By Daniel Weintraub
Anthem Blue Cross has notified 230,000 California customers that personal data they submitted to the insurance company via the Internet may have been improperly viewed by others.
The data breach occurred when the firm was upgrading the software that customers use to track their online applications for insurance coverage.
A vendor working on the site told the company after completing the work that the security safeguards were back in place, but they firm later learned that that was not he case, according to Cindy Sanders, a spokeswoman for Anthem.
“There was an ability for a short time for someone to manipulate the URL in the tracking system and see information for other people who were applying for insurance,” Sanders said.
In some cases only the applicant’s name would have been visible. In others, their Social Security number might have been compromised. And in a few cases, she said, entire applications might have been accessed improperly.
Sanders said the company does not know how many files were viewed and by whom, but she said the firm is offering credit monitoring service for free for one year to everyone who had an active application on the site at the time of the breach.

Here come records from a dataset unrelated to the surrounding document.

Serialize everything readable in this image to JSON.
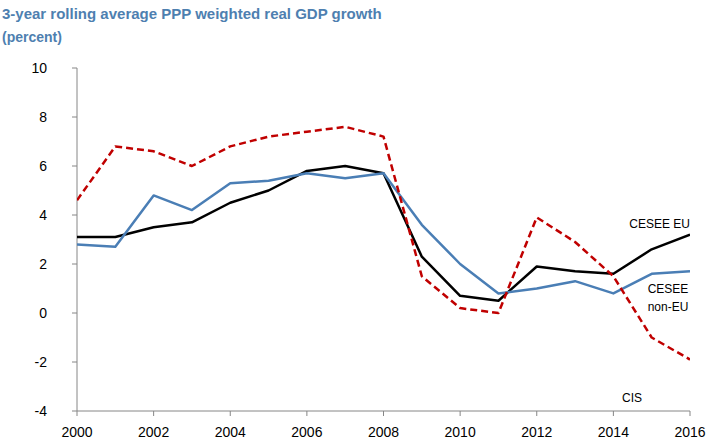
{
  "chart_data": {
    "type": "line",
    "title": "3-year rolling average PPP weighted real GDP growth",
    "subtitle": "(percent)",
    "x": [
      2000,
      2001,
      2002,
      2003,
      2004,
      2005,
      2006,
      2007,
      2008,
      2009,
      2010,
      2011,
      2012,
      2013,
      2014,
      2015,
      2016
    ],
    "series": [
      {
        "name": "CESEE EU",
        "color": "#000000",
        "line_style": "solid",
        "values": [
          3.1,
          3.1,
          3.5,
          3.7,
          4.5,
          5.0,
          5.8,
          6.0,
          5.7,
          2.3,
          0.7,
          0.5,
          1.9,
          1.7,
          1.6,
          2.6,
          3.2
        ]
      },
      {
        "name": "CESEE non-EU",
        "color": "#4a7eb5",
        "line_style": "solid",
        "values": [
          2.8,
          2.7,
          4.8,
          4.2,
          5.3,
          5.4,
          5.7,
          5.5,
          5.7,
          3.6,
          2.0,
          0.8,
          1.0,
          1.3,
          0.8,
          1.6,
          1.7
        ]
      },
      {
        "name": "CIS",
        "color": "#c00000",
        "line_style": "dashed",
        "values": [
          4.6,
          6.8,
          6.6,
          6.0,
          6.8,
          7.2,
          7.4,
          7.6,
          7.2,
          1.5,
          0.2,
          0.0,
          3.9,
          2.9,
          1.5,
          -1.0,
          -1.9
        ]
      }
    ],
    "xlim": [
      2000,
      2016
    ],
    "xticks": [
      2000,
      2002,
      2004,
      2006,
      2008,
      2010,
      2012,
      2014,
      2016
    ],
    "ylim": [
      -4,
      10
    ],
    "yticks": [
      -4,
      -2,
      0,
      2,
      4,
      6,
      8,
      10
    ],
    "grid": false
  }
}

She said Anthem has notified the California Department of Insurance, the Department of Managed Health Care, and the Health and Human Services Agency about the incident.

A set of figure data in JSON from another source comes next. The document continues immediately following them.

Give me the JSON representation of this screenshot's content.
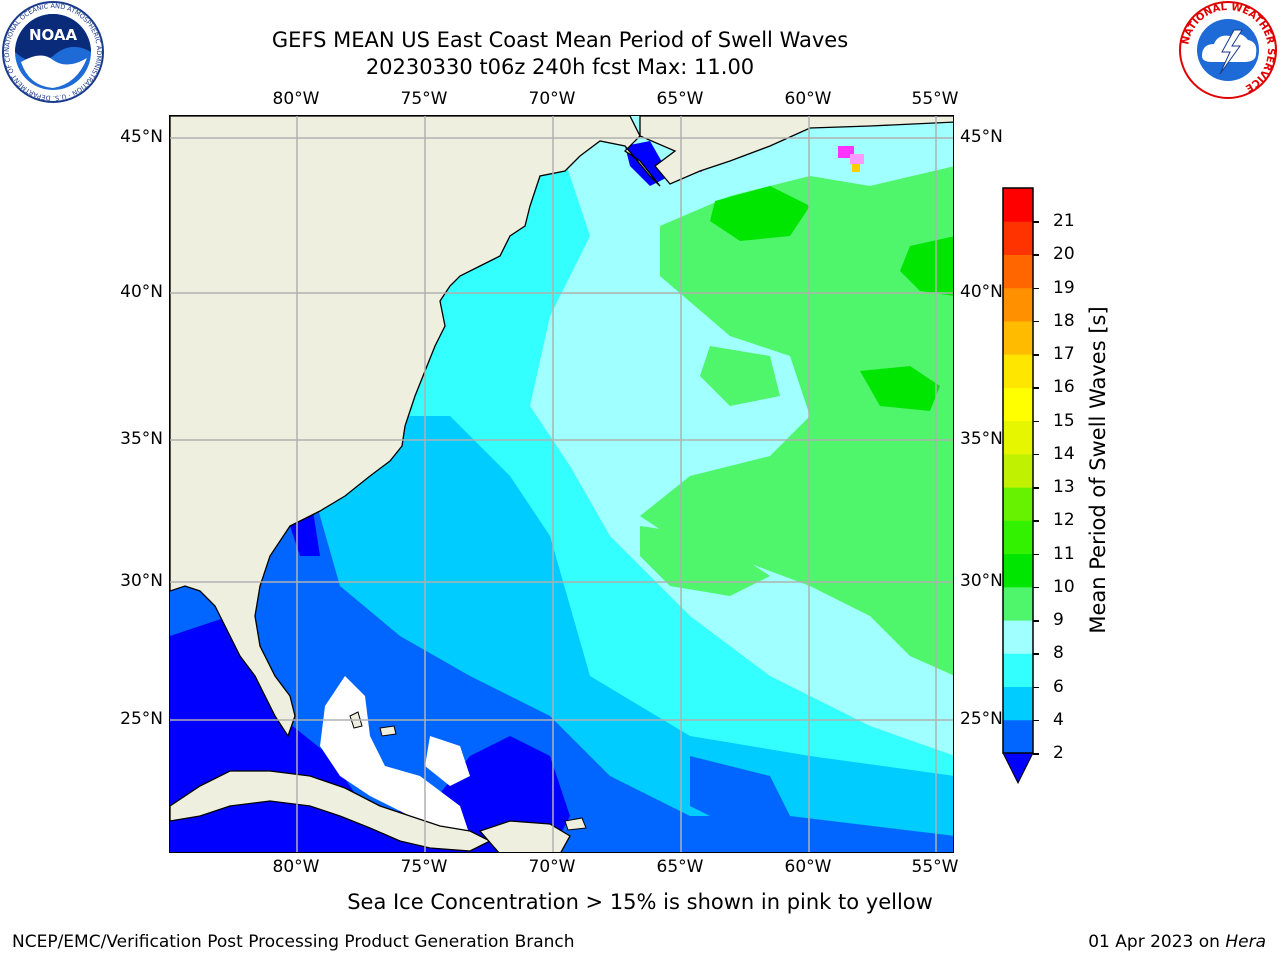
{
  "title": {
    "line1": "GEFS MEAN US East Coast Mean Period of Swell Waves",
    "line2": "20230330 t06z 240h fcst   Max: 11.00"
  },
  "map": {
    "lon_labels": [
      "80°W",
      "75°W",
      "70°W",
      "65°W",
      "60°W",
      "55°W"
    ],
    "lat_labels": [
      "45°N",
      "40°N",
      "35°N",
      "30°N",
      "25°N"
    ],
    "land_color": "#efefdf",
    "grid_color": "#b0b0b0"
  },
  "colorbar": {
    "label": "Mean Period of Swell Waves [s]",
    "ticks": [
      "2",
      "4",
      "6",
      "8",
      "9",
      "10",
      "11",
      "12",
      "13",
      "14",
      "15",
      "16",
      "17",
      "18",
      "19",
      "20",
      "21"
    ],
    "colors": [
      "#0066ff",
      "#00ccff",
      "#33ffff",
      "#a0ffff",
      "#4ff56b",
      "#00e600",
      "#33f200",
      "#66f200",
      "#c0f200",
      "#e6f500",
      "#ffff00",
      "#ffe600",
      "#ffbb00",
      "#ff9100",
      "#ff6600",
      "#ff3300",
      "#ff0000"
    ],
    "under_color": "#0000ff"
  },
  "legend_note": "Sea Ice Concentration > 15% is shown in pink to yellow",
  "footer": {
    "left": "NCEP/EMC/Verification Post Processing Product Generation Branch",
    "date": "01 Apr 2023 on",
    "machine": "Hera"
  },
  "logos": {
    "noaa": {
      "text": "NOAA",
      "ring_text": "NATIONAL OCEANIC AND ATMOSPHERIC ADMINISTRATION · U.S. DEPARTMENT OF COMMERCE"
    },
    "nws": {
      "ring_text": "NATIONAL WEATHER SERVICE"
    }
  }
}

Sanders said investigators working with the company have determined that the URL was manipulated by fewer than ten computers, and in some cases those might have been brokers who have a business relationship with Anthem and would have been allowed to see the information while working with customers.
“We’re actively trying to determine who those addresses belong to, and if their access was appropriate,” she said.
She said the firm has been able to identify a law firm that viewed some of the files. Sanders said Anthem believes the files were accessed as part of an effort by that law firm to build a case for a class-action lawsuit against Anthem over the security breach. All data gathered by the firm has been turned over to a court custodian, she said.